(AP) — A federal judge ruled Tuesday that a Maui County ban on the cultivation of genetically engineered crops is pre-empted by federal and state law and invalid.
The county’s ordinance creating the prohibition exceeded the county’s authority, U.S. District Court Chief Judge Susan Oki Mollway said in her ruling.
Maui County, which is a major center for research on genetically engineered crops, “will be abiding by the judge’s ruling,” spokesman Rod Antone said. Monsanto Co. and Dow Chemical Co. unit Agrigenetics Inc. both have research farms in the county.
The judge stressed that her ruling addresses only the legal question of county authority.
“No portion of this ruling says anything about whether GE organisms are good or bad or about whether the court thinks the substance of the ordinance would be beneficial to the county,” Judge Mollway said.

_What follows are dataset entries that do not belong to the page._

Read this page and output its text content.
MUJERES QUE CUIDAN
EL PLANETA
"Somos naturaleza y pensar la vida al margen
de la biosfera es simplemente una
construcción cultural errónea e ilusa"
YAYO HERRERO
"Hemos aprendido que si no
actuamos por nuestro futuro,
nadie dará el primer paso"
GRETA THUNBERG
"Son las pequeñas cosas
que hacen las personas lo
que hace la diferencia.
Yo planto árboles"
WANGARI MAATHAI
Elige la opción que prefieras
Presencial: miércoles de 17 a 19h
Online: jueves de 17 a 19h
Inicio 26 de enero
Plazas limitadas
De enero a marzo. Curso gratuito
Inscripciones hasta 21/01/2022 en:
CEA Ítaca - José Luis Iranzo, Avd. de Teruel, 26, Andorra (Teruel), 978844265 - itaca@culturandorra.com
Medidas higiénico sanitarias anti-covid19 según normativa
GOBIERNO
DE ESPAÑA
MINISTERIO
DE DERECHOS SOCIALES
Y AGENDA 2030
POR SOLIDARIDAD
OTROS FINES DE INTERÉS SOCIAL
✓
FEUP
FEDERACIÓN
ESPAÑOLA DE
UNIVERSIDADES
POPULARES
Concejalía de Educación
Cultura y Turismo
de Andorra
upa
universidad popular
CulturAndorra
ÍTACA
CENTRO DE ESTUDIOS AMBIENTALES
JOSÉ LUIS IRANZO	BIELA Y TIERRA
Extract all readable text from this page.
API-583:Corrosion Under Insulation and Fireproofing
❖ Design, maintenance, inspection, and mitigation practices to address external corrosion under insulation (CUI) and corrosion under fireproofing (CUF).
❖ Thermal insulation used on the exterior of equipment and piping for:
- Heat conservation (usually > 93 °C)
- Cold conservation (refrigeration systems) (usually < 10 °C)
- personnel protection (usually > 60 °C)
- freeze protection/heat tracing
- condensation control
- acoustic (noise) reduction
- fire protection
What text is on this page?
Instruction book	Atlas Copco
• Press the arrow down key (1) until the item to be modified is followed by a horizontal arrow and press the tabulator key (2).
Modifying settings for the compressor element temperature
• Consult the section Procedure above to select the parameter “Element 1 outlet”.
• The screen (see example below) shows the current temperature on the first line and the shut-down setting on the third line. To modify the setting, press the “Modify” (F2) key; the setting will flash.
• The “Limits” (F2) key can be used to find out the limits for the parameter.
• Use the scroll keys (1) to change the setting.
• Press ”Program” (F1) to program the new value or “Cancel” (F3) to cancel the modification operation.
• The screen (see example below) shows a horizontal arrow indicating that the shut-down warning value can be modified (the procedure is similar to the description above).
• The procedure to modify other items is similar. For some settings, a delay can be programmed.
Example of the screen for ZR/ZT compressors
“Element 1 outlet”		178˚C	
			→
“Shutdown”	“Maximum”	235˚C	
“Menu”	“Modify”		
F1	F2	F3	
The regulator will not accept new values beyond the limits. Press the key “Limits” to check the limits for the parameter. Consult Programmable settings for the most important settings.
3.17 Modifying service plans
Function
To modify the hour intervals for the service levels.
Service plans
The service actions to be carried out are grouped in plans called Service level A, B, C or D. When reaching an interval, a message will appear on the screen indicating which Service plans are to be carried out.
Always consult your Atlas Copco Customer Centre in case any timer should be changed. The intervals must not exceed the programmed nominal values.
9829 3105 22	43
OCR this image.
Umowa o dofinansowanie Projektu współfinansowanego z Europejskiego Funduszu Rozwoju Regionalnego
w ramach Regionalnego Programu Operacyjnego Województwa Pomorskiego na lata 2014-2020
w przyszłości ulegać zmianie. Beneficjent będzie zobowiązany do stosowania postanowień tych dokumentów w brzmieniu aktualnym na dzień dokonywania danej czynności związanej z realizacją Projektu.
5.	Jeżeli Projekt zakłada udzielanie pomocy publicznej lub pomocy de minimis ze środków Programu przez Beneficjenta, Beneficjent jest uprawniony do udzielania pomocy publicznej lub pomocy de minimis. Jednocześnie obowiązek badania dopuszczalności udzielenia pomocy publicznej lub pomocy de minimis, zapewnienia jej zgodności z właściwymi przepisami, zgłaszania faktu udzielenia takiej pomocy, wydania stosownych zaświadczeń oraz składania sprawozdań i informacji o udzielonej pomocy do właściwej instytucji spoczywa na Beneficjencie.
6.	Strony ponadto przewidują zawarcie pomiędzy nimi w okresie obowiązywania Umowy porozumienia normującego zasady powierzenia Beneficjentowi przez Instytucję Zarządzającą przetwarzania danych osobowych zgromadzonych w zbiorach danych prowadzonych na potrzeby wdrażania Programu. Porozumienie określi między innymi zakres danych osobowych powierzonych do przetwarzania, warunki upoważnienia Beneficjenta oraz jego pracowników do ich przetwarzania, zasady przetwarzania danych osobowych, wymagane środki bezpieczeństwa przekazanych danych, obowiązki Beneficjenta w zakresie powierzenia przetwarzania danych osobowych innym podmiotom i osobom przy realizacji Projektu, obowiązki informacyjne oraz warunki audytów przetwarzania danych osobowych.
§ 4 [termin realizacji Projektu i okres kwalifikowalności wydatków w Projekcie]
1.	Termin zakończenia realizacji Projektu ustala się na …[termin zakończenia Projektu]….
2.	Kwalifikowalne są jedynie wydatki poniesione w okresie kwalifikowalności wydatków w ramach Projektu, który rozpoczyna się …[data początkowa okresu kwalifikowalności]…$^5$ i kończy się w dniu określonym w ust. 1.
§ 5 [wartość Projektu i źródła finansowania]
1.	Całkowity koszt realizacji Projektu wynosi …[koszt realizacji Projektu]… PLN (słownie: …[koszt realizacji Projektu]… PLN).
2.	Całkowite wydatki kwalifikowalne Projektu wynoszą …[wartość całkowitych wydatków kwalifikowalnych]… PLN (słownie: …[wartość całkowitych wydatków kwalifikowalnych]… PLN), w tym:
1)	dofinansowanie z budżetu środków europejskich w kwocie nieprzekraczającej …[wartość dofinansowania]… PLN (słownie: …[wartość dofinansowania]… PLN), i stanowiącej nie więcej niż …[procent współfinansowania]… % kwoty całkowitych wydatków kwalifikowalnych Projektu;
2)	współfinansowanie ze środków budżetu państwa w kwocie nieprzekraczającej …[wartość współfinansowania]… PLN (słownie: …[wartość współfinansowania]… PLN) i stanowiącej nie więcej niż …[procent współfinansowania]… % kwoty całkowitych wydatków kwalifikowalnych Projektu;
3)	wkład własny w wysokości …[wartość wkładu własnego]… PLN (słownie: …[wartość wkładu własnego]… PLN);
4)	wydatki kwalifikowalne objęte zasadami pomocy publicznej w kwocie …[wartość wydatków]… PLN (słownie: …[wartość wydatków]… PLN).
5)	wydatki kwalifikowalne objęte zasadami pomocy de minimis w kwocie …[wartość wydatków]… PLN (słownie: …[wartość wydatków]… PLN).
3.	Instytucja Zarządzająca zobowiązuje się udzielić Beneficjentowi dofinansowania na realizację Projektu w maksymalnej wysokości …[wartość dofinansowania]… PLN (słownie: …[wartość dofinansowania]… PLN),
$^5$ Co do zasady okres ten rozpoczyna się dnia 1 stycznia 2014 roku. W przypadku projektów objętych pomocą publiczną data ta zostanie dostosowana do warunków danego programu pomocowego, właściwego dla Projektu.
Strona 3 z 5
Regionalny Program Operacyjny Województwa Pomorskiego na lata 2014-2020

Later Tuesday afternoon, the legal counsel for the Maui SHAKA Movement and the individual proponents of the Maui Ordinance said it intends to appeal Judge Mollway’s decision.
“The decision today not only ignores the will of the people, but places at risk all state and local regulations that seek to address the harmful impacts associated with GMO operations,” said attorney Michael C. Carroll. “The decision invalidates a local ordinance that sought to protect against serious harms caused by these practices. The decision ignores the harms to Maui county and the Hawaii Constitutional mandate placing obligations and duties on the counties to protect the natural environment.”
“The District Court’s ruling is a big blow to Maui County voters that adopted this ordinance given the dangers involved with GMO operations,” said Mark Sheehan, spokesperson for SHAKA. “We do intend to appeal this decision and are hopeful that the 9th Circuit will recognize the impact that today’s ruling has on the community.”
According to Hawaii Pacific University professor John Hart, it comes down to whether legislators from Maui, Kauai and Hawaii County are willing to change the state law to fall in line with what their counties want.
“I think this is a decision where that might cause a lot of tension in a situation where you have a large amount of voters who don’t want it arguing against a wealthy corporation and industry that is willing clearly to put their money where their mouth is,” he said, “and I presume that includes campaign contributions.”
Maui voters earlier passed the ordinance when they approved a ballot initiative last November. The “yes” votes tallied 23,082 with the “no” votes at 22,005 — a margin of victory of a little more than 1,000 votes.
The measure imposes a moratorium on the growing of genetically engineered crops until scientific studies are conducted on their safety and benefits. The ordinance would only allow the moratorium to be lifted after a vote by the Maui County Council.
Hawaii’s year-round warm weather makes the islands a favorite research spot for companies that use genetic engineering to develop new types of corn and other crops. The weather allows researchers to grow more generations of crops and accelerate their development of new varieties.
Monsanto has two farms in Maui County, on Maui and Molokai islands. Agrigenetics, which does business as Mycogen Seeds, has a farm on Molokai.
There has been little scientific evidence to prove that foods grown from engineered seeds are less safe than their conventional counterparts. But fears persist in Hawaii and elsewhere. In the islands, these concerns are compounded by worries about the companies’ use of pesticides.
Associated Press writer Jennifer Sinco Kelleher contributed to this report.